Preparation at the Clean Room
The team will spend the next few weeks in the tidy space at Johnson built solely for Bennu samples. The clean space consists of customized glove boxes built to fit the sample canister including the TAGSAM (Touch-and-Go Sample Acquisition Mechanism) head inside. The TAGSAM head was on the end of a robotic arm that collected rocks and dust from asteroid Bennus surface area on October 20, 2020.
The new OSIRIS-REx sample tidy space at NASAs Johnson Space Center in Houston. This photo was taken on June 22, 2023. Credit: NASA/James Blair
Extraction and Examination Procedures
Having actually practiced these procedures for scientists, service technicians and months plan to proceed through the many actions of getting rid of the sample from the TAGSAM. They prepare to place the cylinder in the glove box and disassemble it. Then, they prepare to get rid of the TAGSAM head, where researchers expect the majority of the sample to be, storing every piece and cataloging of hardware and asteroid dust found outside of it.
Scientist strategy to examine asteroid dust from the initial disassembly for an early look into the chemical, mineralogical, and physical characteristics and rock types that might be found in the bulk sample.
Public Sharing of Findings
NASA prepares to share these preliminary findings, plus first images of the sample, in a live broadcast on October 11.

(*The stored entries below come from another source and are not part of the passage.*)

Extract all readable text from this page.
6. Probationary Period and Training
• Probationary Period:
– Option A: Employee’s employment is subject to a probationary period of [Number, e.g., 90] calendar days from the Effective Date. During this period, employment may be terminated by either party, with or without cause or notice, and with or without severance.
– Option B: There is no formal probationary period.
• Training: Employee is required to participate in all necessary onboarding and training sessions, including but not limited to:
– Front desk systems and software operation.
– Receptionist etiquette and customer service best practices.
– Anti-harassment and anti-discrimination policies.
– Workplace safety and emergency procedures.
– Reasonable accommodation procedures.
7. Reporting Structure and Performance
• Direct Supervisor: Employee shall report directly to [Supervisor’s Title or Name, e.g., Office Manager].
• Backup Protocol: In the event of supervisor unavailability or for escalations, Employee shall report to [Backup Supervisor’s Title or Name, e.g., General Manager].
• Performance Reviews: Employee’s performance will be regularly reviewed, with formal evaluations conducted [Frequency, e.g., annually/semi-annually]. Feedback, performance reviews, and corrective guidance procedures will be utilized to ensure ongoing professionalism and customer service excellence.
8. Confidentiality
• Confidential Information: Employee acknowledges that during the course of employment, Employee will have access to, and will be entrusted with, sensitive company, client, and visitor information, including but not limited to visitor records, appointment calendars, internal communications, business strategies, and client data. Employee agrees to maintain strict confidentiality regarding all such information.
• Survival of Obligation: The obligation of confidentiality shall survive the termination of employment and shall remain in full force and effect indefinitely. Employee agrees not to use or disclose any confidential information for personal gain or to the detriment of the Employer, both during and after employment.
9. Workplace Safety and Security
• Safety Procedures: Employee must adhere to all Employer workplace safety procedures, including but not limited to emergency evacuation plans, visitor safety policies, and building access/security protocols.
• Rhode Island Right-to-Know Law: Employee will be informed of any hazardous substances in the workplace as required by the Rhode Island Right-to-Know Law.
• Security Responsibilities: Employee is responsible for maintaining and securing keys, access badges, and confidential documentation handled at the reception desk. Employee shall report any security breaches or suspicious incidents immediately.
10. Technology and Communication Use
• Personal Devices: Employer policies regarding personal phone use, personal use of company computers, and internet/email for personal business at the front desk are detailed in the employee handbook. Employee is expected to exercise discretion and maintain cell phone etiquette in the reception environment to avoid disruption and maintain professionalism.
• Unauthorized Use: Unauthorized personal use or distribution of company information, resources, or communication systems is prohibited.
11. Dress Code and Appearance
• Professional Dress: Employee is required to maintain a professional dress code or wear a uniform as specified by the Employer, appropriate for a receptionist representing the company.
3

A shipping container with the cylinder of asteroid Bennu sample is strapped down onboard a U.S. Air Force C-17 airplane. The sample cylinder, together with taken apart pill components and environmental samples from Utah, was transferred to NASAs Johnson Space Center in Houston on September 25, 2023– one day after landing in the Utah desert. Credit: NASA/ Molly Wasser.
NASAs Johnson Space Center received the very first U.S. asteroid sample from the OSIRIS-REx spacecraft on September 24. Scientists will quickly analyze the sample from asteroid Bennu, with results to be shared in a live broadcast on October 11.
The very first U.S. asteroid sample, delivered by the OSIRIS-REx spacecraft to Earth on September 24, has actually gotten to its permanent home at NASAs Johnson Space Center in Houston, where it will be cared for, stored, and distributed to scientists worldwide.
Today, the sample showed up in Houston at 12:40 pm ET (11:40 am CT) aboard a U.S. Air Force C-17 airplane, which landed at Ellington Field. From there, it was moved to NASA Johnson.
A shipping container with the container of asteroid Bennu sample is strapped down onboard a U.S. Air Force C-17 airplane. The sample cylinder, along with taken apart capsule parts and environmental samples from Utah, was transferred to NASAs Johnson Space Center in Houston on September 25, 2023– one day after landing in the Utah desert. The clean space includes custom-made glove boxes constructed to fit the sample canister consisting of the TAGSAM (Touch-and-Go Sample Acquisition Mechanism) head inside. The brand-new OSIRIS-REx sample tidy space at NASAs Johnson Space Center in Houston.